Leon Vynehall
Photo: Courtesy of Ninja Tune via Bandcamp

Leon Vynehall’s ‘Rare, Forever’ Is Daring But Overstuffed

Rare, Forever may be Leon Vynehall’s most daring work, but unfortunately, the result is just too cluttered to achieve any sense of artistic transcendence.

Rare, Forever
Leon Vynehall
Ninja Tune
30 April 2021

Ever since 2014’s Music for the Uninvited, Leon Vynehall has built a reputation for crafting rich, orchestral leftfield house. His music has always had a refined approach — the lavish strings, low-slung percussion, and delicate vocal cuts call to mind early 2000s Metro Area recordings. At its best, on songs like “Midnight on Rainbow Road”, Vynehall’s music seems to glide rather than dance, a blur of understated drums, echoing synths, and summery blue chords. It’s pure finesse and in the best possible sense.

Vynehall is coming off arguably his most refined work yet, 2018’s Nothing Is Still, a moving, symphonic ode to his grandparents’ emigration to the United States. Now, three years later, the Los Angeles-based producer has switched gears and released something looser, heavier, and baggier. Rare, Forever, out via Ninja Tune, is a choppy, drone-inflected LP that takes Vynehall’s signature sound to darker, stranger places.

This is an album of breakneck beat switch-ups, sinister drones, and voices modulated beyond recognition. There’s more happening in each track than your typical Vynehall song, a clear break from the minimalism of his early work. “Snakeskin, Has-Been” is a prime example, with its laser synths, stuttering polyrhythms, and cut-up pop hooks. Then there’s “An Exhale”, whose digitized vocals and droning synths take a club-ready track to disorienting heights.
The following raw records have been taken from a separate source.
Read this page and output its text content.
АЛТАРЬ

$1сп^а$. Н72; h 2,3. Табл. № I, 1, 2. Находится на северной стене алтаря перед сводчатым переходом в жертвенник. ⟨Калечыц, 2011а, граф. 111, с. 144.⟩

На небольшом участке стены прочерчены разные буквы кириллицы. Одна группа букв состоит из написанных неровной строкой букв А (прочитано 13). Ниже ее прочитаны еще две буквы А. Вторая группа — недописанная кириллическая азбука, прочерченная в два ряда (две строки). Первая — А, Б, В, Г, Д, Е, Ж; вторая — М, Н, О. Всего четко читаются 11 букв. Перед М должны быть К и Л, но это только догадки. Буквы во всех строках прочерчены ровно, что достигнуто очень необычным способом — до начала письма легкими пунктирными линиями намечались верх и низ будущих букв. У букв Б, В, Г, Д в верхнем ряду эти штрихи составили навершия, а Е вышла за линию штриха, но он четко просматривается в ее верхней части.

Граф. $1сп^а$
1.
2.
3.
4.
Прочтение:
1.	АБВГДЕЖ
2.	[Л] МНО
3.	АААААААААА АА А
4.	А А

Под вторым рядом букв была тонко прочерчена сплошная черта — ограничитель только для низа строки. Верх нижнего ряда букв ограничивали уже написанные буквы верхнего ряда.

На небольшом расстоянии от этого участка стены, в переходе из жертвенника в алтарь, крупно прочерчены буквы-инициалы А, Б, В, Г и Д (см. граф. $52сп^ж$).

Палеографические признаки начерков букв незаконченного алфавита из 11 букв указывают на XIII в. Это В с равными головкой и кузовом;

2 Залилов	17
All too often, however, this maximal approach makes for an unfocused, top-heavy listen. Rare, Forever may be Vynehall’s most daring work to date, but unfortunately, the result is just too cluttered to achieve any sense of artistic transcendence. The sounds here are rich, layered, and interesting in themselves, but it’s questionable whether they really gel together. “Farewell! Magnus Gabbro” is the clearest example. The elegant, mournful violins feel obscured by a completely static drone passage overriding the entirety of the track. The drone passage, which mimics the sound of an airplane taking off, never goes anywhere or amounts to any greater purpose. It feels thrown-in-drone for the sake of drone, experimentation for the sake of experimentation.

A similar thing happens on “Worm (& Closer & Closer)”. The song has some pretty liquid keyboards and soulful female vocals, but outweighing it all is an awkward, gravelly spoken-word sample that feels too flat and monotonous for the music around it. Moments like this give Rare, Forever a somewhat patched-together quality. The experimental flourishes and samples just don’t feel purposeful enough. Oftentimes, it seems like they are there to make up for the lack of substantial song structures.

The highlights of Rare, Forever are generally the moments that feel like vintage Vynehall, such as “Alichea Vella Amor”, with its minimal percussion and lazy-day saxophone, or “Ecce! Ego!” with its filter sweeps, glistening keyboards, and slow-motion groove. But all in all, this album feels too overstuffed to exude any sense of real purpose. Whereas past Leon Vynehall albums did so much with so little, Rare, Forever seems to do so little with so much. Thankfully, given Vynehall’s reputation, one can reasonably hope for more fulfilling records from this point on.